Quant à l'ombre, elle est agrandie et juxtaposée
au corps comme figure à part entière. Figure et
historia sont donc ici malmenées. Destruction, déconstruction
? Il s'agit plutôt de l'intervention d'un regard autre:
car choisir une porte pour support, c'est inviter à pénétrer
l'oeuvre de Zurbaran, matérialiser un seuil et un
angle de vue ; c'est la violence inhérente à toute "opération
de peinture dans la peinture" (Le pêcheur à la
ligne), au sens chirurgical : ouvrir, disséquer,
retirer, recoudre.
Dans ce travail "d’après", il
s'agit d'un autre face à face. Le Saint de Zurbaran
est le reflet de Dieu, miroir qui réfléchit
Sa lumière; dans celui de Buraglio, la juxtaposition
des figures constitue le nouveau centre d’intérêt;
car ici, nous avons droit à l'original et au double,
tandis que chez Zurbaran, seul le reflet mystique nous était
donné à voir. Le décadrage inverse
la promesse d'éternité du Zurbaran: cette
porte a des allures de memento mori, plus que de portrait. "Tu
es poussière et tu redeviendras poussière" :
poussez la porte pour voir l'envers du décor. Le
décadrage recadre en renversant, et si Pierre Buraglio
dédouble le Saint, il invite aussi à dédoubler
le Zurbaran, comme un miroir qui réfléchit à l'envers
: variation du miroir, partition de la mort, son néant
silencieux.
Car il s'agit bien d'une porte silencieuse, où recouvrir
est refus de raconter. Lignes et couleurs n'en ressortent
que mieux, une tendance à l'abstraction qui appelle
la participation du spectateur : deux moitiés de
figures de part et d'autre, deux angles en forme de V.

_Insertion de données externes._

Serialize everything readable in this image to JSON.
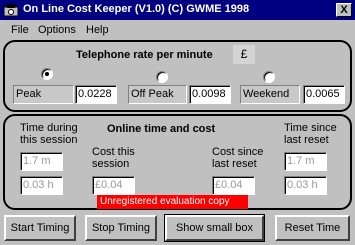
{
  "window": {
    "title": "On Line Cost Keeper (V1.0) (C) GWME 1998",
    "close_glyph": "X",
    "icon": "phone-app-icon"
  },
  "menu": [
    "File",
    "Options",
    "Help"
  ],
  "rates": {
    "heading": "Telephone rate per minute",
    "currency_symbol": "£",
    "items": [
      {
        "label": "Peak",
        "value": "0.0228",
        "selected": true
      },
      {
        "label": "Off Peak",
        "value": "0.0098",
        "selected": false
      },
      {
        "label": "Weekend",
        "value": "0.0065",
        "selected": false
      }
    ]
  },
  "stats": {
    "heading": "Online time and cost",
    "session_time_label_1": "Time during",
    "session_time_label_2": "this session",
    "session_cost_label_1": "Cost this",
    "session_cost_label_2": "session",
    "reset_cost_label_1": "Cost since",
    "reset_cost_label_2": "last reset",
    "reset_time_label_1": "Time since",
    "reset_time_label_2": "last reset",
    "session_minutes": "1.7 m",
    "session_hours": "0.03 h",
    "session_cost": "£0.04",
    "reset_cost": "£0.04",
    "reset_minutes": "1.7 m",
    "reset_hours": "0.03 h"
  },
  "notice": "Unregistered evaluation copy",
  "buttons": {
    "start": "Start Timing",
    "stop": "Stop Timing",
    "small_box": "Show small box",
    "reset": "Reset Time"
  }
}
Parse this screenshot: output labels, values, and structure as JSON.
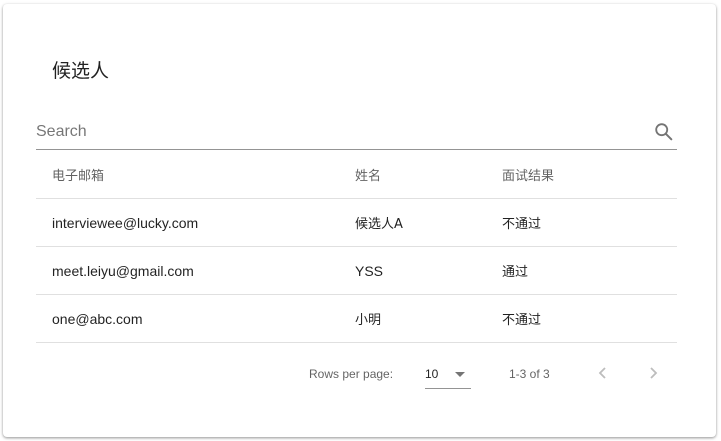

Dans la géométrie des lignes, la figure principale
est la croix. Le travail graphique est souligné par
le bleu qui fait valoir l'ocre, le noir: équilibre.
Le recadrage violent opéré par un regard
neuf récupère ainsi la spiritualité du
tableau de Zurbaran ; en désacralisant figure et
historia, Buraglio sacralise le support et invite à une
véritable contemplation.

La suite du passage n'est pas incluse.